Both of these guys came off as a couple of coaches who are out of ideas. They have no answer. And the whole “Hey, it’s a long season, there are ups and downs, we’ll turn the corner if we just keep playing games” excuse? No. Not so much. That kind of speech can work at times, maybe for a team sucking to a lesser degree…like many Royals teams of the past…but not anymore.

This whole things reminds me of that time Skipper and Gilligan built that raft and sailed for help, only to land right back on the island! Sailing in circles…what’re you gonna do?
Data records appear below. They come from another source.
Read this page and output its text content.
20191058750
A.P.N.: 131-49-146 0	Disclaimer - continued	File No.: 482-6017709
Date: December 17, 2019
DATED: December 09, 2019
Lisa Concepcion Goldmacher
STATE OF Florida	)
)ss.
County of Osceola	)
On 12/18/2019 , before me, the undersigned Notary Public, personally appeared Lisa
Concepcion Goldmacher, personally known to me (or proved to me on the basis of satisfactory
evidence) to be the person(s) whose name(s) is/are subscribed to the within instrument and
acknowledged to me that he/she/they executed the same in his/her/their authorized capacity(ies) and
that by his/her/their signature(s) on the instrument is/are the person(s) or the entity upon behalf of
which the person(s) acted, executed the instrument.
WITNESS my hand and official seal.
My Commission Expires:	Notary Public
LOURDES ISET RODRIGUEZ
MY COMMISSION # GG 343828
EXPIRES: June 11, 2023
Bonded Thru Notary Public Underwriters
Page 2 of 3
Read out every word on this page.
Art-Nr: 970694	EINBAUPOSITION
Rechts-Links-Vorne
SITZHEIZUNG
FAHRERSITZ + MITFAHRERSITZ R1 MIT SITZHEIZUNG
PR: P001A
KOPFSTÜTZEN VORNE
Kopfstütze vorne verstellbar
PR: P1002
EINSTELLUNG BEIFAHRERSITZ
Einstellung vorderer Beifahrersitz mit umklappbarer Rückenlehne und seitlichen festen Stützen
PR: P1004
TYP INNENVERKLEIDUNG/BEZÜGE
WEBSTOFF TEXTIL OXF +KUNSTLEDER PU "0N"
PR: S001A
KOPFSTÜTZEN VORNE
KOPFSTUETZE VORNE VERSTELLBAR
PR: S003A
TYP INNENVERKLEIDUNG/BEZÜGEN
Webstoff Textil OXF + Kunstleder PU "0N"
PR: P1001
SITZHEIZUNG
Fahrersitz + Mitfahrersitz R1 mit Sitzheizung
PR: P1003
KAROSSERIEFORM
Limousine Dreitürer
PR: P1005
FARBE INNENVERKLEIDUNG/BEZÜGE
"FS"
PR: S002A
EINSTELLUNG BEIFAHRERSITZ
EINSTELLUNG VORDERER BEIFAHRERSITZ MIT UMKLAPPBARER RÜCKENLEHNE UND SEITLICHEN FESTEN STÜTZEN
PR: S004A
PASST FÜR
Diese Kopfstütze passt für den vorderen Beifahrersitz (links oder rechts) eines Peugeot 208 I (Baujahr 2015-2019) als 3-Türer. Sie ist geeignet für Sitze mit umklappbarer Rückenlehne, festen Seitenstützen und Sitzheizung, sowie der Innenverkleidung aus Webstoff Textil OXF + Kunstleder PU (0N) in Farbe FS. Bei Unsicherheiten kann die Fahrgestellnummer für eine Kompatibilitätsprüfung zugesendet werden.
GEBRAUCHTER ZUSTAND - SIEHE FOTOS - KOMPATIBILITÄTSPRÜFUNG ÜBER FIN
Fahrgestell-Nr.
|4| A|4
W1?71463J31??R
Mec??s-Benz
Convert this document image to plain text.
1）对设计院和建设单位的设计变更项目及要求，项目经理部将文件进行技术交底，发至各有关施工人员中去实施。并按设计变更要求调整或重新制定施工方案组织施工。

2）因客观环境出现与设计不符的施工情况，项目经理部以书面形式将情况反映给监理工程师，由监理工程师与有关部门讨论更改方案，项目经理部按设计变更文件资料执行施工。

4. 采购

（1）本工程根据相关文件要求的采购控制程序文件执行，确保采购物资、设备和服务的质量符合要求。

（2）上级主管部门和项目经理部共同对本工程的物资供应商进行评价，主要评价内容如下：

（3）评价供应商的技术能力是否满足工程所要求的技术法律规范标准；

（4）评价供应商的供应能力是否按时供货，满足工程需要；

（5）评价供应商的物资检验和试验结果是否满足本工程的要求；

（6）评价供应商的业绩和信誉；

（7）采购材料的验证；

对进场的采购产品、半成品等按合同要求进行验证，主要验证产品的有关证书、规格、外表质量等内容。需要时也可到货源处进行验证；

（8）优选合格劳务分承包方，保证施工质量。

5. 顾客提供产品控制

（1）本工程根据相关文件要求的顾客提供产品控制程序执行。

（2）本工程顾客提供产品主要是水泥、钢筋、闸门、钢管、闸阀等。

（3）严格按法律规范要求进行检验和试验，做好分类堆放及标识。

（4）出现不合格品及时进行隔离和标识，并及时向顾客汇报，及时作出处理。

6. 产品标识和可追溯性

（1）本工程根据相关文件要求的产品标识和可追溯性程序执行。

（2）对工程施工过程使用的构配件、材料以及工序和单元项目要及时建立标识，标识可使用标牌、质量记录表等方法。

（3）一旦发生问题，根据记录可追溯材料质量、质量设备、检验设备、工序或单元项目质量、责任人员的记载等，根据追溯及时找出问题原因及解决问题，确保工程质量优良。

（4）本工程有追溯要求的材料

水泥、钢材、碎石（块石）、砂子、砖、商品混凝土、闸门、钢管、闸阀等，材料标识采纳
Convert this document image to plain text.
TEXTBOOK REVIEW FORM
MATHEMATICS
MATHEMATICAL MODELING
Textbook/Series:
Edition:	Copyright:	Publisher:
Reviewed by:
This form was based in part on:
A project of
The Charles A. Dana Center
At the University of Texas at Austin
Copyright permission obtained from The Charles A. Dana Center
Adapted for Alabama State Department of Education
So, what the heck is happening with this team? The only conclusion I can come to brings me right back to the general manager’s office. It pains me to say so…because I like Dayton Moore. I’ve met him a couple of times…super nice guy. I think he’s a really smart guy who knows the game of baseball. And of course I want everyone in this organization to succeed, because the outcome of that is the product on the field succeeding (trickle down, remember?), but at this point, I’m having a hard time finding much success to hang my hat on as a fan. You know…the Professor was ridiculously smart, too…but they still spent three seasons on that island with his brains at their disposal. And they got stranded there again in the first TV movie…I mean…how smart is this guy, really??

I already posed the question about a disconnect in the organization stunting the development of players, but it runs deeper than that. The “Failure Virus” is spreading into every limb of this organization faster than the “Rage Virus” wiped out the UK. How do we keep it from choking the life out of a team on life support? Fire Maloof? Fire Yost? Nah (well, yes, but that’s not step one). That’s like using band-aid to stop the bleeding caused by a gunshot wound. It might be time, rather than starting at the bottom, to start with Dayton Moore and work our way down. For all the times Gilligan and Skipper were made to look like the idiots…maybe the Professor should’ve stepped up and taken charge from time to time.

Time will tell. I don’t expect any big moves for another month (at least), but if things don’t take a positive turn pretty quickly…someone might be voted off the island. Wait. Wrong show. But you get the point.

So…Professor…you better fashion an offensive remedy from bamboo and coconuts pretty quick, or you guys may never get off that island. And the Howell’s HATE wasting their money.

Wait. Gilligan’s Island can’t be so depressing. The good news? By the time they made the second TV movie*, the gang (with funding from the Howell’s) turned the island into a resort! Success!

*I probably shouldn’t mention that second movie came along 15 years after the pilot episode. I say we expedite the timeline. Send Gilligan, Skipper, and the Professor out to sea (make sure they DO NOT circle back to cause more problems) and send someone else in for the rescue.